My rough Collie has shed more this year than I have ever seen. All the undercoat is gone. And still he keeps shedding. I could vacuum twice a day. I am amazed that I have dogs left, there has been so much fluff on my floors. Don't worry, just keep brushing and vacuuming


----------



## Cpc1972 (Feb 23, 2015)

Speaking of shedding anyone have a recommendation for fur that is so fine a brush doesn't grab it. We have a slicker and a pin brush but they don't pick up the fur.


----------



## Mom Fischer (Dec 3, 2014)

Nolefan thanks!! I think by your description Lucy has a very identical type coat to your Golden. Very little under coat and short top coat ( is that guard coat?)

I figured it was normal but our springer hardly ever shed a ton just same amount not always so I thought I would check!


----------



## nolefan (Nov 6, 2009)

Cpc1972 said:


> Speaking of shedding anyone have a recommendation for fur that is so fine a brush doesn't grab it. We have a slicker and a pin brush but they don't pick up the fur.

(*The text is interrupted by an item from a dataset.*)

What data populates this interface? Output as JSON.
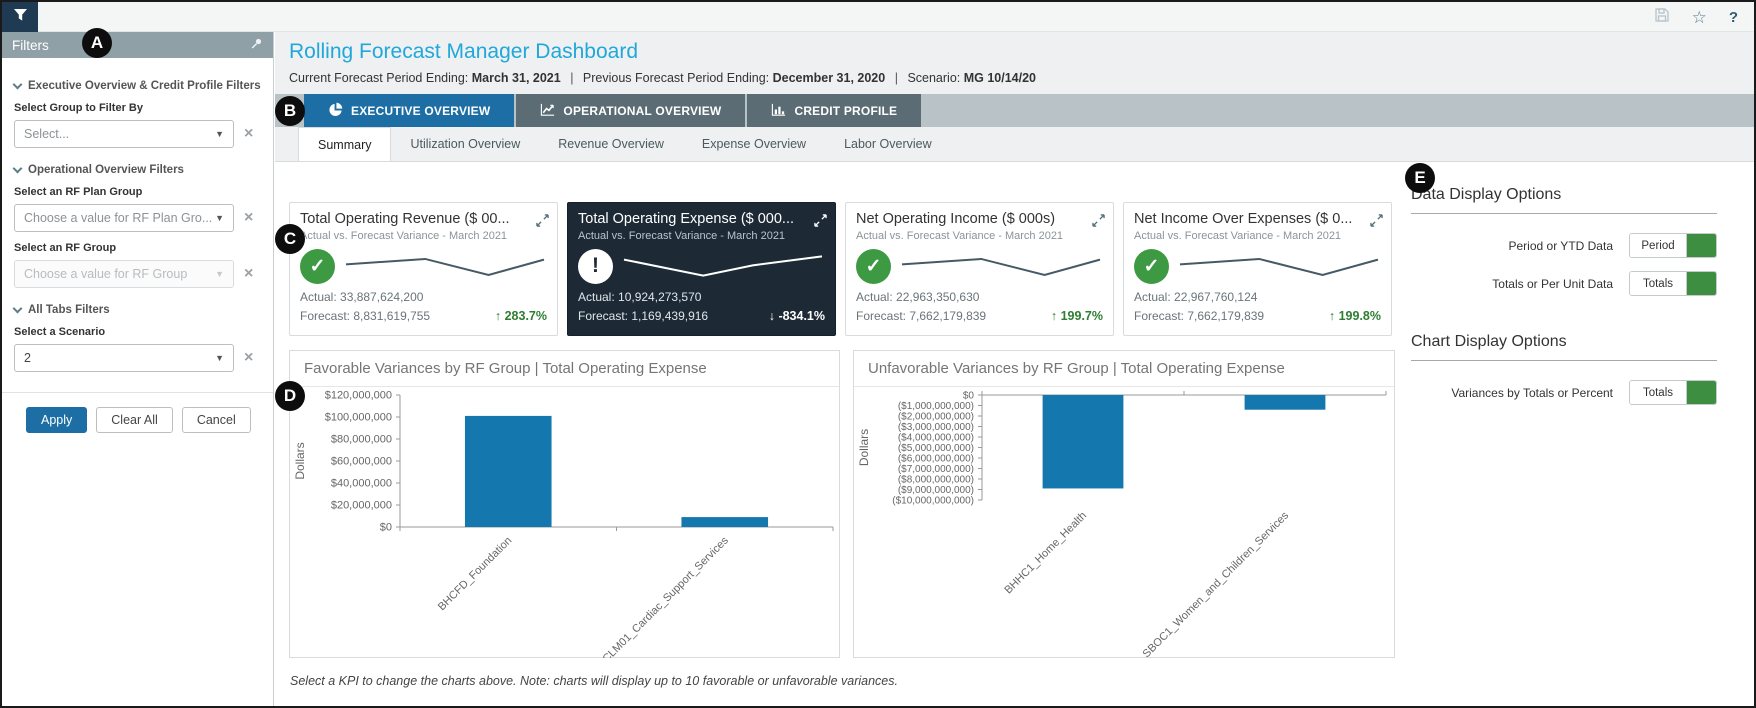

Ellie has straight hair and I can run a fine tooth comb through her coat (sort of laying on it's side, not perpendicular) and I can always get some undercoat with it. I make sure there are no snarls and also comb my collie with it.


----------



## Cpc1972 (Feb 23, 2015)

nolefan said:


> Ellie has straight hair and I can run a fine tooth comb through her coat (sort of laying on it's side, not perpendicular) and I can always get some undercoat with it. I make sure there are no snarls and also comb my collie with it.


Thanks I will pass that on to my mom.


----------